La mayoría de los ejecutivos argentinos son personas con alto nivel de auto confianza, lo cual genera un horizonte de creatividad e improvisación realmente importante. A diferencias de culturas como los Alemanes o Chinos la informalidad en el trato, amistad de por medio, posibilidad de construir más que una relación de trabajo, son características buscadas por los negociadores argentinos.
Hay una tendencia a comenzar la negociación dentro de un clima de formalidad y de mucho respeto, lo que incluso se distingue por la forma en que las partes se convocan, haciendo referencia a su profesión o apellido, como por ejemplo ingeniero o doctor.

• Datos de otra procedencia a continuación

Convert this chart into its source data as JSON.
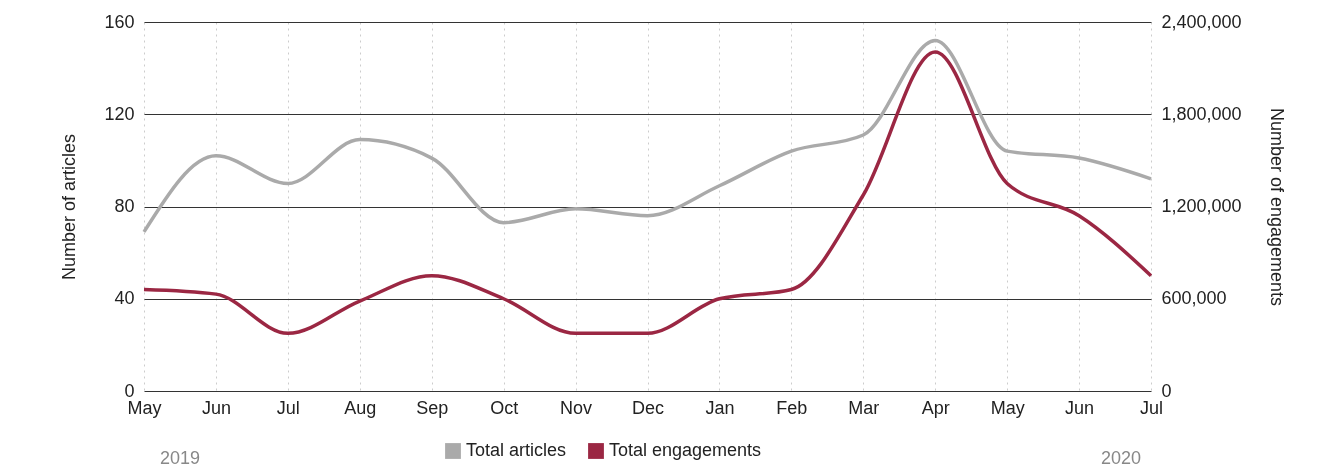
{
  "chart_data": {
    "type": "line",
    "ylabel": "Number of articles",
    "y2label": "Number of engagements",
    "categories": [
      "May",
      "Jun",
      "Jul",
      "Aug",
      "Sep",
      "Oct",
      "Nov",
      "Dec",
      "Jan",
      "Feb",
      "Mar",
      "Apr",
      "May",
      "Jun",
      "Jul"
    ],
    "series": [
      {
        "name": "Total articles",
        "color": "#aaaaaa",
        "values": [
          69,
          102,
          90,
          109,
          101,
          73,
          79,
          76,
          89,
          104,
          111,
          152,
          104,
          101,
          92
        ]
      },
      {
        "name": "Total engagements",
        "color": "#9b2743",
        "axis": "y2",
        "values": [
          660000,
          630000,
          375000,
          585000,
          750000,
          600000,
          375000,
          375000,
          600000,
          660000,
          1275000,
          2205000,
          1350000,
          1140000,
          750000
        ]
      }
    ],
    "ylim": [
      0,
      160
    ],
    "yticks": [
      0,
      40,
      80,
      120,
      160
    ],
    "y2lim": [
      0,
      2400000
    ],
    "y2ticks": [
      0,
      {
        "value": 600000,
        "label": "600,000"
      },
      {
        "value": 1200000,
        "label": "1,200,000"
      },
      {
        "value": 1800000,
        "label": "1,800,000"
      },
      {
        "value": 2400000,
        "label": "2,400,000"
      }
    ],
    "grid": true,
    "legend": "bottom",
    "marker": "none",
    "line_style": "solid",
    "annotations": [
      "2019",
      "2020"
    ]
  }
}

En cuanto a la puntualidad, somos un poco más informal que los norteamericanos pero no tan informal como otros países sudamericanos. La puntualidad es algo que el argentino cada día respeta más. Sin embargo, en cuanto a la duración de las reuniones, es mucho más extenso que un empresario americano o un inglés, debido a la búsqueda del conocimiento de la otra parte en aspectos que exceden el marco del negocio en tratamiento.
Uno de los errores Argentinos es no ser directos a la hora de explicar un negocio, dan vueltas antes de hacerlo, quizás como una falta de preparación. Trabajan mucho con improvisación y espontaneidad. No hay una conciencia de preparación antes de ir a una negociación
Los ejecutivos Argentinos se identifican más, con ir trabajando sobre la marcha, que “planear” un diagrama de acción. Se perciben a sí mismos como buenos improvisadores, razón por la cual, desestiman el valor del esfuerzo en realizar el estudio de las alternativas posibles, previamente a la negociación. Ser más ordenado y planificador de las negociaciones, es un traspié percibido como que es comúnmente cometido por los ejecutivos argentinos.
Las relaciones personales tienden a ser a largo plazo y que las relaciones de negocio por cuestiones reales de planificación y entendimiento de los sucesos políticos- económicos argentinos, tienden a tener objetivos de corto plazo.
ü Relaciones personales: independientemente que el negocio termine o no, el negociador argentino seguirá buscando conservar el grado de amistad y confianza.
ü Relación del negocio: debido a la dificultad de planificar a largo plazo, se especula más con el planteo de negocios a corto plazo.
Un claro ejemplo de la búsqueda de la relación personal, es la invitación que frecuentemente se hace a su propia casa, y la presentación de su familia. Los argentinos son de confiar más en las personas que en las instituciones. A diferencia de países como Inglaterra, Estados Unidos, Francia o Alemania donde se depositaba la confianza mayormente en las organizaciones.
Por último, generan respuestas rápidas hasta se puede decir anticipada, que se expresan en forma espontánea. Ello puede provenir de su espíritu creativo, su orgullo, y hasta de su búsqueda por la confianza de su contraparte.
El argentino, negocia con un fuerte perfil emocional, y con dificultades de mantener el control de su propia información y a veces paciencia. Buscan el corto plazo, la sociedad está continuamente acosada de problemas inmediatos, lo que lleva a tener una cultura de corto plazo. Además, los frecuentes cambios en reglas de juego que traen aparejados los pasados cambios de gobiernos y las presentes dificultades económicas-financieras llevan a la necesidad del breve plazo en los posibles objetivos de cualquier negocio.
Se podría resumir que los negociadores argentinos buscan más la informalidad para mantener la línea de comunicación abierta entre las partes. Un alto grado de componente emocional, tratando de crea una relación humana a largo plazo, aunque los negocios se tengan que dar a corto plazo, por las circunstancias de inestabilidad. Tienen una gran creatividad e improvisación con una búsqueda constante del profesionalismo y mejoramiento en las técnicas de negociación.